Surface engineering of lead-free two-dimensional organic-inorganic hybrid perovskite by laser interference lithography

Laser interference patterning of environment-friendly material with micro/nanoscale surface structures is in high demand for applications. We demonstrated the fabrication of periodic structure in copper-based organic-inorganic hybrid perovskite thin film by 532 nm laser two-beam interference. The extinction coefficient and index of refraction of the copper-based perovskite thin film were characterized by spectroscopic ellipsometry. The morphology of laser-induced structure was investigated by a combination of optical microscopy, scanning electron microscopy, and atomic force microscopy. In addition, the mechanism of the interaction between laser and copper-based perovskite thin film was discussed.
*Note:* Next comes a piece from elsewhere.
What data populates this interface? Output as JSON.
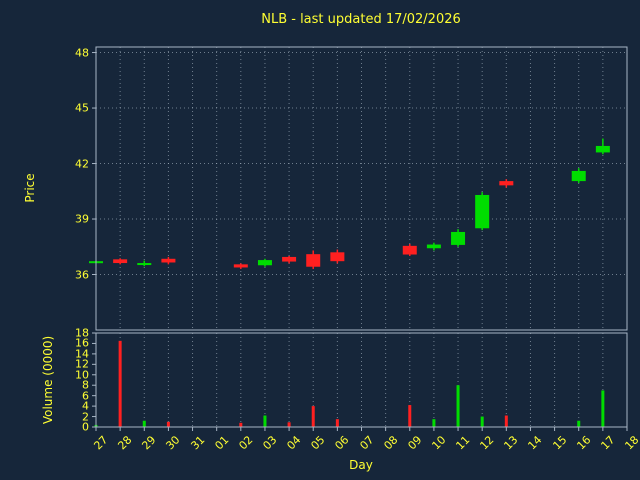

This investigation expands the materials selection in laser fabrication and paves the way for optimization towards obtaining micro/nano features for applications in diffractive optics.

Automated summary

Laser interference patterning of copper-based organic-inorganic hybrid perovskite thin film with micro/nanoscale surface structures was successfully demonstrated using 532 nm laser two-beam interference. The extinction coefficient and index of refraction of the fabricated thin film were characterized, and the morphology of the laser-induced structure was investigated using optical microscopy, scanning electron microscopy, and atomic force microscopy. The interaction mechanism between the laser and the copper-based perovskite thin film was also discussed. This research expands the materials selection in laser fabrication and provides a pathway for optimizing micro/nano features for diffractive optics applications.